Fine-tune your options
Sheppeck said understanding and aligning business strategy with these value propositions to determine market discipline are critical to fine-tuning the full range of operational management options.
“These variables reinforce your market discipline, and that kind of alignment then seems to lead to better performance. … What we’re trying to get to is a pattern or a picture of what your organization looks like in regard to market discipline,” he said.
Sheppeck and Militello have used a ratings form to survey leaders from nearly 100 healthcare providers to gauge their assessment of market strategy and organizational alignment. Leaders were asked to start by assessing the organization’s business environment (ranked from stable to dynamic) and then progress to market performance. Then they were told to connect the dots from each answer, creating a snaking line from the results.
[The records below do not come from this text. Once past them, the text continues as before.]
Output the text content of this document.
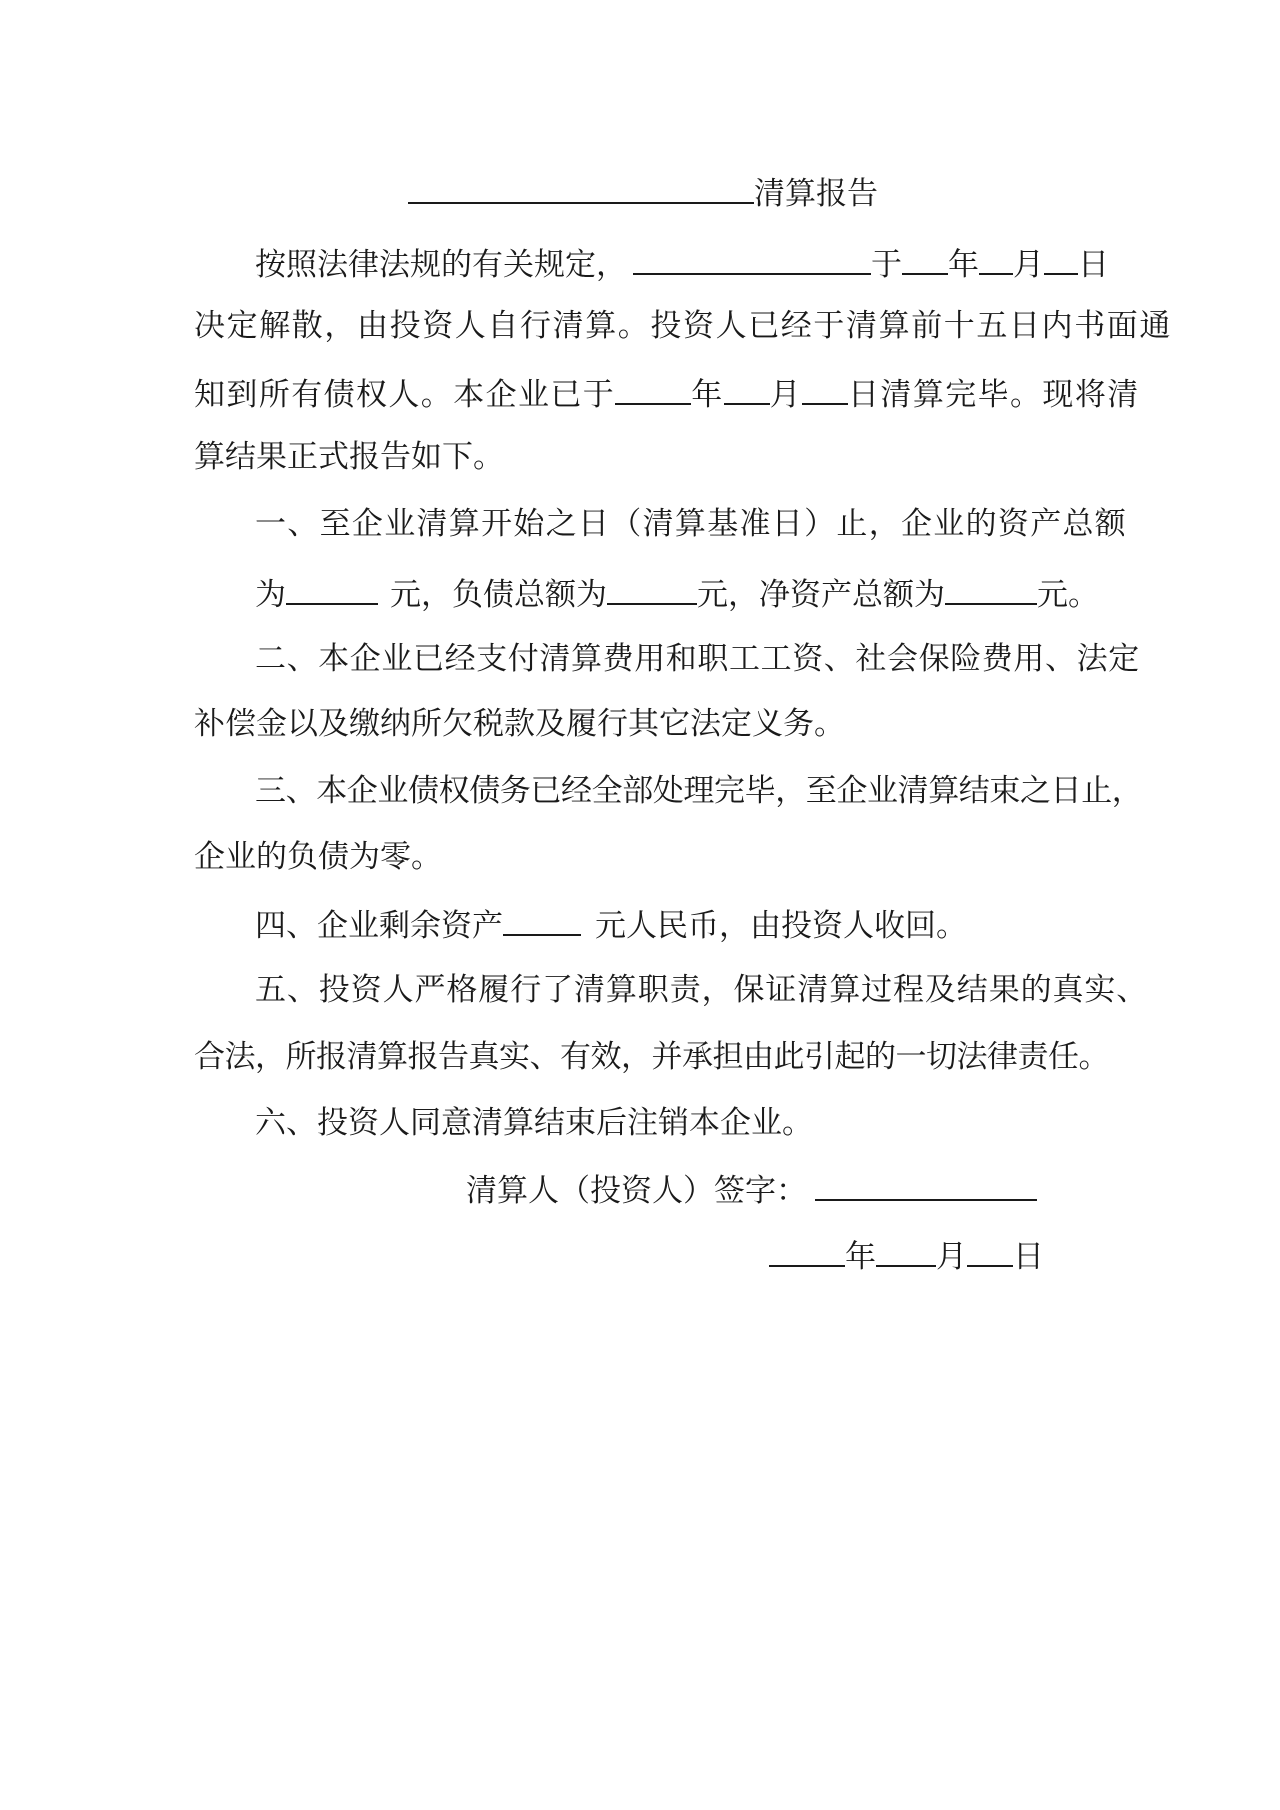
清算报告
按照法律法规的有关规定，	于 年 月 日
决定解散，由投资人自行清算。投资人已经于清算前十五日内书面通
知到所有债权人。本企业已于 年 月 日清算完毕。现将清
算结果正式报告如下。
一、至企业清算开始之日（清算基准日）止，企业的资产总额
为	元，负债总额为	元，净资产总额为	元。
二、本企业已经支付清算费用和职工工资、社会保险费用、法定
补偿金以及缴纳所欠税款及履行其它法定义务。
三、本企业债权债务已经全部处理完毕，至企业清算结束之日止，
企业的负债为零。
四、企业剩余资产	元人民币，由投资人收回。
五、投资人严格履行了清算职责，保证清算过程及结果的真实、
合法，所报清算报告真实、有效，并承担由此引起的一切法律责任。
六、投资人同意清算结束后注销本企业。
清算人（投资人）签字：
年 月 日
Militello and Sheppeck have compiled the patterns created from these survey results to inform their research.
“Something in [those patterns] tells me about how this place operates,” Sheppeck said, noting that the results speak well beyond the assessment of the individual manager or executive.
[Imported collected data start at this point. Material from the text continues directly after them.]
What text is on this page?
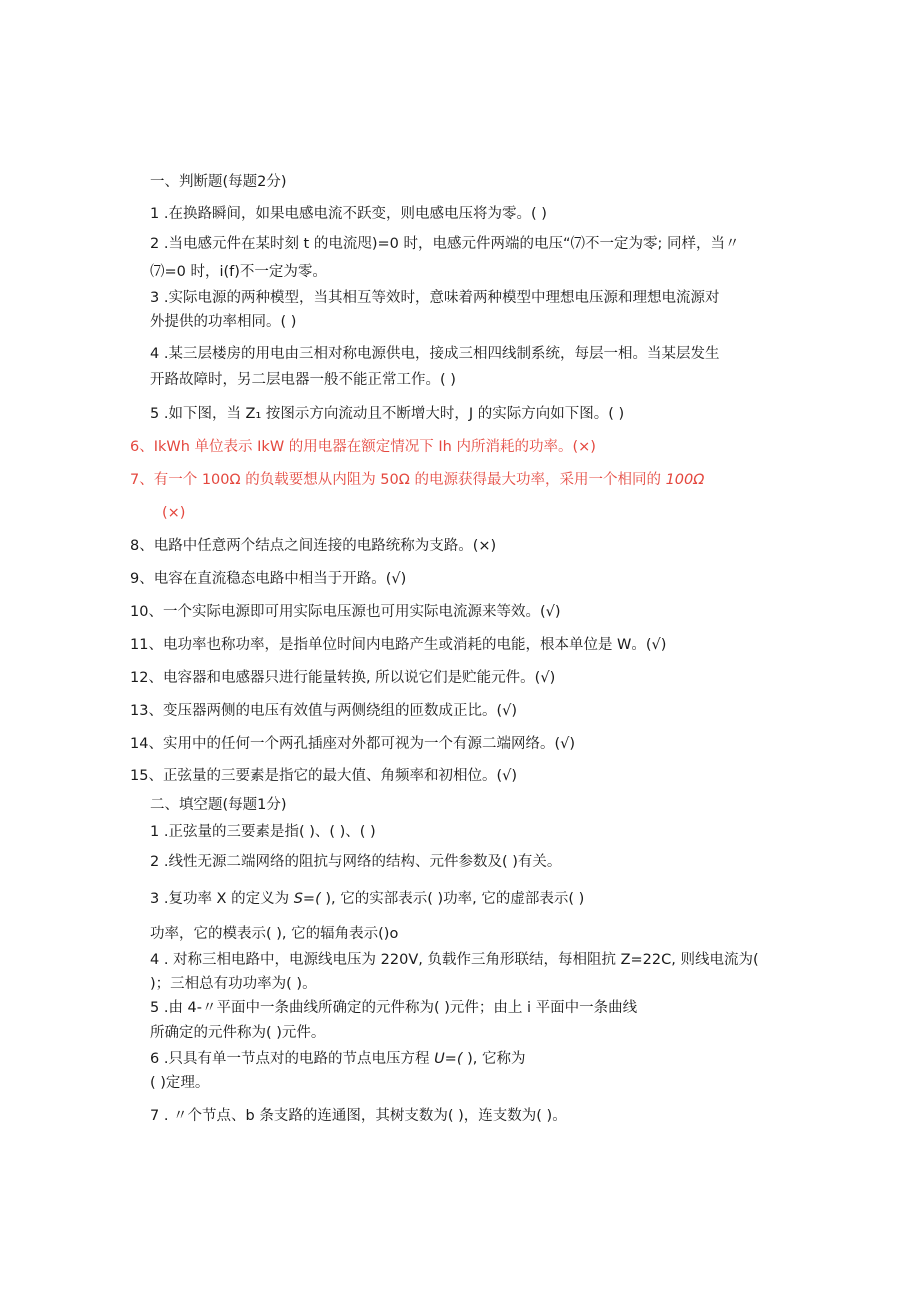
一、判断题(每题2分)
1 .在换路瞬间，如果电感电流不跃变，则电感电压将为零。( )
2 .当电感元件在某时刻 t 的电流咫)=0 时，电感元件两端的电压“⑺不一定为零; 同样，当〃
⑺=0 时，i(f)不一定为零。
3 .实际电源的两种模型，当其相互等效时，意味着两种模型中理想电压源和理想电流源对
外提供的功率相同。( )
4 .某三层楼房的用电由三相对称电源供电，接成三相四线制系统，每层一相。当某层发生
开路故障时，另二层电器一般不能正常工作。( )
5 .如下图，当 Z₁ 按图示方向流动且不断增大时，J 的实际方向如下图。( )
6、IkWh 单位表示 IkW 的用电器在额定情况下 Ih 内所消耗的功率。(×)
7、有一个 100Ω 的负载要想从内阻为 50Ω 的电源获得最大功率，采用一个相同的 100Ω
(×)
8、电路中任意两个结点之间连接的电路统称为支路。(×)
9、电容在直流稳态电路中相当于开路。(√)
10、一个实际电源即可用实际电压源也可用实际电流源来等效。(√)
11、电功率也称功率，是指单位时间内电路产生或消耗的电能，根本单位是 W。(√)
12、电容器和电感器只进行能量转换, 所以说它们是贮能元件。(√)
13、变压器两侧的电压有效值与两侧绕组的匝数成正比。(√)
14、实用中的任何一个两孔插座对外都可视为一个有源二端网络。(√)
15、正弦量的三要素是指它的最大值、角频率和初相位。(√)
二、填空题(每题1分)
1 .正弦量的三要素是指( )、( )、( )
2 .线性无源二端网络的阻抗与网络的结构、元件参数及( )有关。
3 .复功率 X 的定义为 S=( ), 它的实部表示( )功率, 它的虚部表示( )
功率，它的模表示( ), 它的辐角表示()o
4 . 对称三相电路中，电源线电压为 220V, 负载作三角形联结，每相阻抗 Z=22C, 则线电流为(
)；三相总有功功率为( )。
5 .由 4-〃平面中一条曲线所确定的元件称为( )元件；由上 i 平面中一条曲线
所确定的元件称为( )元件。
6 .只具有单一节点对的电路的节点电压方程 U=( ), 它称为
( )定理。
7 . 〃个节点、b 条支路的连通图，其树支数为( )，连支数为( )。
“Typically this configuration — I like to call it a squiggle — is often a very good predictor of employee morale,” Sheppeck said. “In other words, there are some squiggles that really promote employee morale, employee participation … and there are some squiggles that are employee killers.”
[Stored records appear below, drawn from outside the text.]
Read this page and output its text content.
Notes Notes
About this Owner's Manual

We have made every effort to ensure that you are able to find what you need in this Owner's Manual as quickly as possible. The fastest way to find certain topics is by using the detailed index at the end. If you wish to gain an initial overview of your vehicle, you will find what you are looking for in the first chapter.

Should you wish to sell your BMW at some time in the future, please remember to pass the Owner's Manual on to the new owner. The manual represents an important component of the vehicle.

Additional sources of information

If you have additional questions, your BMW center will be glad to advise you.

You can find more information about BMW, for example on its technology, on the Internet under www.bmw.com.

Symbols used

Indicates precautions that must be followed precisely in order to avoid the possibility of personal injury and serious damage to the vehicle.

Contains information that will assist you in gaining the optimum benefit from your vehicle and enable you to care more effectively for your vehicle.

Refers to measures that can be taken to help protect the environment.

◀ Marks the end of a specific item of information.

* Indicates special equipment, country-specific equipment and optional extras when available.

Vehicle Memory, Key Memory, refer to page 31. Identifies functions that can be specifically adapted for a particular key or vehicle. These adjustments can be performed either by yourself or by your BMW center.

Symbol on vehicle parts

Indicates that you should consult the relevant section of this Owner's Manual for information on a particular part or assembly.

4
Three common “clusters” emerged from Militello and Sheppeck’s surveys:
Cluster #1: About half of all surveys result in this squiggle of mostly moderate responses. “From a market strategy perspective, there’s not much information here … suggesting we are really struggling” to understand what the organization is doing, Sheppeck said. “The problem [is] that the market strategy isn’t clear and distinct. It’s there, but it’s ambiguous.”
Cluster #2: About 28% of surveys were returned with high rankings for workforce competencies and organizational culture factors (though with only moderate risk-taking, innovation and competitive orientation). Paired with high rankings for human resource management practices and management support, this squiggle also rated relatively stable in terms of business environment.
Cluster #3: About 25% of surveys showed this mix of moderate to high rankings for market strategy, workforce competencies and culture, but with moderate to low ratings for many human resource management practices. Sheppeck noted these respondents generally rated their business environment as less stable than those in cluster #2 and provided only average rankings for market performance. With respect to market strategy and culture, many senior managers were not quite sure of their answers.
“If you take the next step down to middle managers … you see the same phenomenon. We’re not all on the same page relative to market strategy or culture. We see that a lot,” he said. “We also see that these patterns tend to have a strong impact on how people live, day in and day out, and how they perform and get along with one another.”
Sheppeck stressed the need for exceptional systems thinking — the ability to simultaneously hold multiple concepts in mind and understand how they combine to achieve success — to accurately assess market strategy and then use those results to align the organization.
“It requires the person being able to keep all the factors that are important in a system, keep them all active … while making decisions on how to move along,” he said. “And we have found [that] middle managers and executives whose systems thinking skill is below average have a dickens of a time trying to see any patterns and trying to figure out what things [they] should be trying to change.
“It’s a very powerful lesson in one of the skills our executives are going to need in healthcare,” Sheppeck said.